Rosegay had called the Grace House and asked what items their community needed. It helped the group prioritize which items to collect.

“[The Grace House] said socks are a huge thing that they need,” Muncaster said. “So that would go right to the top of our list. They do need the feminine products like pads and tampons, but equally as important are hygiene items and socks. It’s a center for women and children and so general items as well are needed.”

This could also include the people who needed these items yet did not identify as female.

“It’s supposed to be an inclusive space,” Fong said. “We welcome all kinds of items.

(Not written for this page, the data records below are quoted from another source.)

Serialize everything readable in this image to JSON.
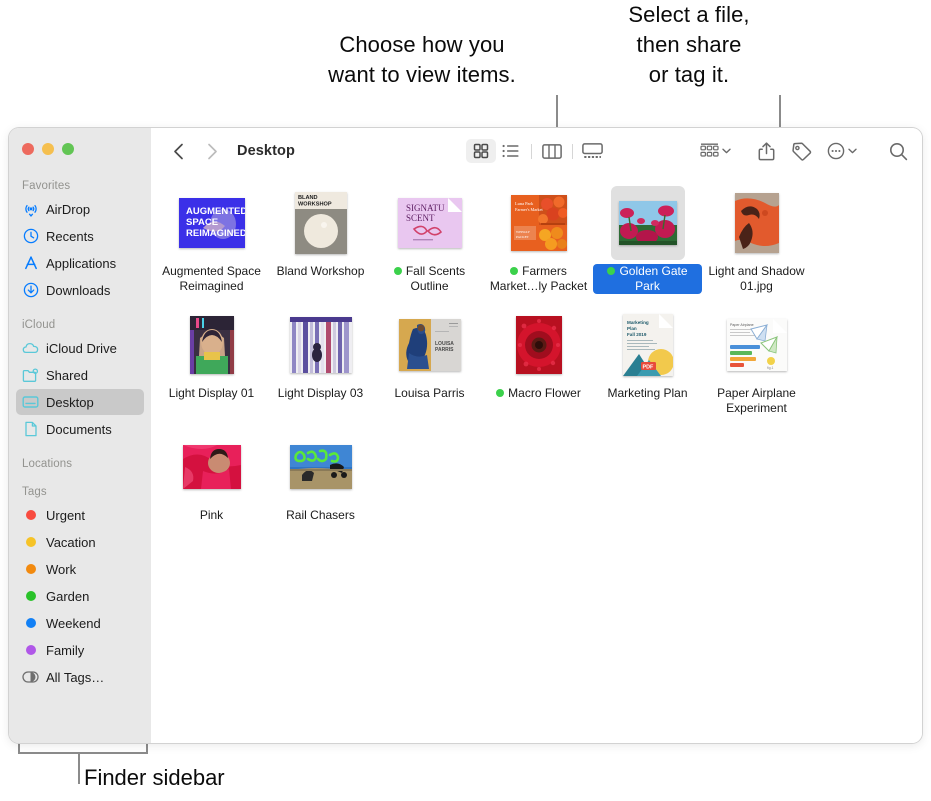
{
  "annotations": {
    "view_callout": "Choose how you\nwant to view items.",
    "share_callout": "Select a file,\nthen share\nor tag it.",
    "sidebar_callout": "Finder sidebar"
  },
  "window": {
    "traffic_lights": [
      {
        "name": "close",
        "color": "#ed6a5e"
      },
      {
        "name": "minimize",
        "color": "#f5bf4f"
      },
      {
        "name": "zoom",
        "color": "#62c554"
      }
    ]
  },
  "toolbar": {
    "back_label": "Back",
    "forward_label": "Forward",
    "path_title": "Desktop",
    "view_modes": [
      {
        "id": "icon",
        "label": "Icon view",
        "active": true
      },
      {
        "id": "list",
        "label": "List view",
        "active": false
      },
      {
        "id": "column",
        "label": "Column view",
        "active": false
      },
      {
        "id": "gallery",
        "label": "Gallery view",
        "active": false
      }
    ],
    "group_label": "Group items",
    "share_label": "Share",
    "tag_label": "Tags",
    "more_label": "More",
    "search_label": "Search"
  },
  "sidebar": {
    "sections": [
      {
        "title": "Favorites",
        "items": [
          {
            "label": "AirDrop",
            "icon": "airdrop-icon",
            "color": "#067cff",
            "selected": false
          },
          {
            "label": "Recents",
            "icon": "clock-icon",
            "color": "#067cff",
            "selected": false
          },
          {
            "label": "Applications",
            "icon": "applications-icon",
            "color": "#067cff",
            "selected": false
          },
          {
            "label": "Downloads",
            "icon": "download-icon",
            "color": "#067cff",
            "selected": false
          }
        ]
      },
      {
        "title": "iCloud",
        "items": [
          {
            "label": "iCloud Drive",
            "icon": "cloud-icon",
            "color": "#5ac8d8",
            "selected": false
          },
          {
            "label": "Shared",
            "icon": "shared-folder-icon",
            "color": "#5ac8d8",
            "selected": false
          },
          {
            "label": "Desktop",
            "icon": "desktop-icon",
            "color": "#5ac8d8",
            "selected": true
          },
          {
            "label": "Documents",
            "icon": "document-icon",
            "color": "#5ac8d8",
            "selected": false
          }
        ]
      },
      {
        "title": "Locations",
        "items": []
      },
      {
        "title": "Tags",
        "items": [
          {
            "label": "Urgent",
            "icon": "tag-dot-icon",
            "color": "#f84b3f",
            "selected": false
          },
          {
            "label": "Vacation",
            "icon": "tag-dot-icon",
            "color": "#f6c327",
            "selected": false
          },
          {
            "label": "Work",
            "icon": "tag-dot-icon",
            "color": "#f28a0f",
            "selected": false
          },
          {
            "label": "Garden",
            "icon": "tag-dot-icon",
            "color": "#2ac22a",
            "selected": false
          },
          {
            "label": "Weekend",
            "icon": "tag-dot-icon",
            "color": "#1280f5",
            "selected": false
          },
          {
            "label": "Family",
            "icon": "tag-dot-icon",
            "color": "#b057e8",
            "selected": false
          },
          {
            "label": "All Tags…",
            "icon": "all-tags-icon",
            "color": "#6e6e6e",
            "selected": false
          }
        ]
      }
    ]
  },
  "files": [
    {
      "name": "Augmented Space Reimagined",
      "tag": null,
      "selected": false,
      "art": "augmented"
    },
    {
      "name": "Bland Workshop",
      "tag": null,
      "selected": false,
      "art": "bland"
    },
    {
      "name": "Fall Scents Outline",
      "tag": "#3bd14b",
      "selected": false,
      "art": "fallscents"
    },
    {
      "name": "Farmers Market…ly Packet",
      "tag": "#3bd14b",
      "selected": false,
      "art": "farmers"
    },
    {
      "name": "Golden Gate Park",
      "tag": "#3bd14b",
      "selected": true,
      "art": "goldengate"
    },
    {
      "name": "Light and Shadow 01.jpg",
      "tag": null,
      "selected": false,
      "art": "lightshadow"
    },
    {
      "name": "Light Display 01",
      "tag": null,
      "selected": false,
      "art": "lightdisplay01"
    },
    {
      "name": "Light Display 03",
      "tag": null,
      "selected": false,
      "art": "lightdisplay03"
    },
    {
      "name": "Louisa Parris",
      "tag": null,
      "selected": false,
      "art": "louisa"
    },
    {
      "name": "Macro Flower",
      "tag": "#3bd14b",
      "selected": false,
      "art": "macroflower"
    },
    {
      "name": "Marketing Plan",
      "tag": null,
      "selected": false,
      "art": "marketing"
    },
    {
      "name": "Paper Airplane Experiment",
      "tag": null,
      "selected": false,
      "art": "paperplane"
    },
    {
      "name": "Pink",
      "tag": null,
      "selected": false,
      "art": "pink"
    },
    {
      "name": "Rail Chasers",
      "tag": null,
      "selected": false,
      "art": "railchasers"
    }
  ]
}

So we’re including not only people who have periods, but in general people who really need toothpaste, condoms, underwear and socks.”

The group decided to add a monetary donation option as well. Their first drive collected $473 and they used those funds to buy more priority items which raised their total item count to 1,840.

“The monetary donations [has opened] up so many possibilities because not everyone is able to get goods or have goods or make it all the way to DePaul,” Rosegay said. “Not only was that great, but also we were able to go out and buy more goods.”

The group could only start to advertise for three days before they started collecting due to a scheduling pushback from DePaul. This cost them time to promote the drive.

“We got this pushback from DePaul to actually set up a stand to have the drop off [donation box],” Muncaster said. “We tried to talk to several people to get it set up and we just kept having to jump through hoops. That was probably the most stressful part of setting everything up.”

Their next drive will start March 4 and run through March 11 in the Lincoln Park Student Center. There is a 24-hour drop box under the stairs for people to donate before the drive starts.

“We’re really trying to use all of [the two weeks between first and second drive] so that we can promote it as much as possible,” Rosegay said. “I think with the more time that we have between our next drive is going to help a lot.”

Muncaster, Rosegay and Fong envision holding a drive annually and having more promotion in the future. They also plan to raise more awareness about gender inequity issues.

“Because at the end of the day, DePaul, it’s Vincentian mission is to uplift the exploited and  the underrepresented,” Fong said. “That is what we’re trying to achieve here. Our goal is to see more people come out and really talk to us and have conversations about these issues that are present but not talked about enough in our communities.”